Just starts with a young woman, Victoria, standing at a bus stop. A corpse lies near her with an umbrella stuck in its back. From there the audience witnesses a tale of Kafa-esque injustice unfold. There are many surreal features including a blindfolded Judge, townspeople who speak in (bad) synchronised verse and a forgetful policeman who confuses his words.

This production is performed by Sixth form actors from Oundle School (near Peterborough). These are Robbie Younger (Grafton) playing Albert, Victoria shared by Lily Spicer (Sanderson) and Livvy Sellers (Laxton). They are supported by Emma Kelmsley-Pein (Sanderson), Georgie Anstey (Laxton), Alex Wallitt (Kirkeby), Monica Dahiya (Laxton) and Annabelle Sherwood (Wyatt), with Polly Halstead (Sanderson) as stage manager. All of them did a great job in what can be a difficult play to perform.

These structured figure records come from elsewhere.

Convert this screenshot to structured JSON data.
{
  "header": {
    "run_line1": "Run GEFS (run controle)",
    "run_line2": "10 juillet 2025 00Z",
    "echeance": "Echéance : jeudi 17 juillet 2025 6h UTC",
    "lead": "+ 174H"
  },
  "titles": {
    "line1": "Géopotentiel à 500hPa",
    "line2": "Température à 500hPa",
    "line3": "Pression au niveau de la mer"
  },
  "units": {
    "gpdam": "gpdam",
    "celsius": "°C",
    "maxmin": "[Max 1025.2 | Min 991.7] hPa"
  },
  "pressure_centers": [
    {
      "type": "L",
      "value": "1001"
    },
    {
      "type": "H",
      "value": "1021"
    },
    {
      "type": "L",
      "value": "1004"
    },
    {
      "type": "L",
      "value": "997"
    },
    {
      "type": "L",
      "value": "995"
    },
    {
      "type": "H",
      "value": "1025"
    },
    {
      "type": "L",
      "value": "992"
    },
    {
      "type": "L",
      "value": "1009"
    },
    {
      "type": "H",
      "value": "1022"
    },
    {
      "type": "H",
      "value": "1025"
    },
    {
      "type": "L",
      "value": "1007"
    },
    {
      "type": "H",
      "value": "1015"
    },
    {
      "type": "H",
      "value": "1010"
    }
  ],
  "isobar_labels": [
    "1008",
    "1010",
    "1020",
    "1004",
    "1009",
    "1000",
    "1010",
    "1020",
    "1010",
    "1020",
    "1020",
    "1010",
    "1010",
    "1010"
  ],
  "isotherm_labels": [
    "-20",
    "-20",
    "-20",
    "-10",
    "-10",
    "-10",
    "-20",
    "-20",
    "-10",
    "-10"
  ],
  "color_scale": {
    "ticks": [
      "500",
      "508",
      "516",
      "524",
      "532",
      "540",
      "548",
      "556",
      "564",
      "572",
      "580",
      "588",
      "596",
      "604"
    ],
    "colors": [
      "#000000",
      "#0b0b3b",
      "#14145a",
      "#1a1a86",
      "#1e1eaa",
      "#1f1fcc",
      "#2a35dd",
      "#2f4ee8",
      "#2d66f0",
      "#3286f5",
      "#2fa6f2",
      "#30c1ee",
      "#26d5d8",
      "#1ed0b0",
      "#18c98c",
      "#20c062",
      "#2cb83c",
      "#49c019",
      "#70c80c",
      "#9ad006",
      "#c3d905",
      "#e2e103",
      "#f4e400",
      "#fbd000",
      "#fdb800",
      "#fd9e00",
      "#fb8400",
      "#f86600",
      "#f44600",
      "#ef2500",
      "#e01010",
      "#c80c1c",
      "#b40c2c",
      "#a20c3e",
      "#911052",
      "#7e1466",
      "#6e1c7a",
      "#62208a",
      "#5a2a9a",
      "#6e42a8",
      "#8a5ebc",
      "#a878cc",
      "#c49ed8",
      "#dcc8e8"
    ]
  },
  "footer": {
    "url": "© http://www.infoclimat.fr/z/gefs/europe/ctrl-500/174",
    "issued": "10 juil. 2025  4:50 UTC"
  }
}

At the heart of the play is the issue of Justice, or perhaps injustice. The writer spoke of the blind Judge Mrs Wright:

“I had no specific person in line for Mrs. Wright. In fact the character started off as a man then she became female and you can read her as anything you like. Justice is blind but hers is a different kind of blindness. It is a chosen kind of blindness. She almost always decides which direction to look.”
http://www.jimmulligan.co.uk/interview/ali-smith-just

Themes of class and the treatment of outsiders are hinted at but never fully developed. This is a deliberate tactic to provoke thought as the audience is left to fill in the gaps in the narrative. Sometimes just a word or phrase is used (like a reference to shopping at Waitrose or the statement that someone doesn’t come from “round here”). There is a clear theme of suspicion of the ‘other’.

There are clear Brechtian influences at work in the play too. The characters indicate that they are aware that it is a play and refer to ‘our play, our unending poem, our theatre of here’. The actors sometimes peer out at the audience. The writer makes it clear that they could walk out if they really wanted but they seem trapped in a cycle. In that sense the play is pessimistic. If they realise they have a choice they lack the will or courage to exercise it. This then is a play with a message, very subtly put and ably delivered by a talented young cast.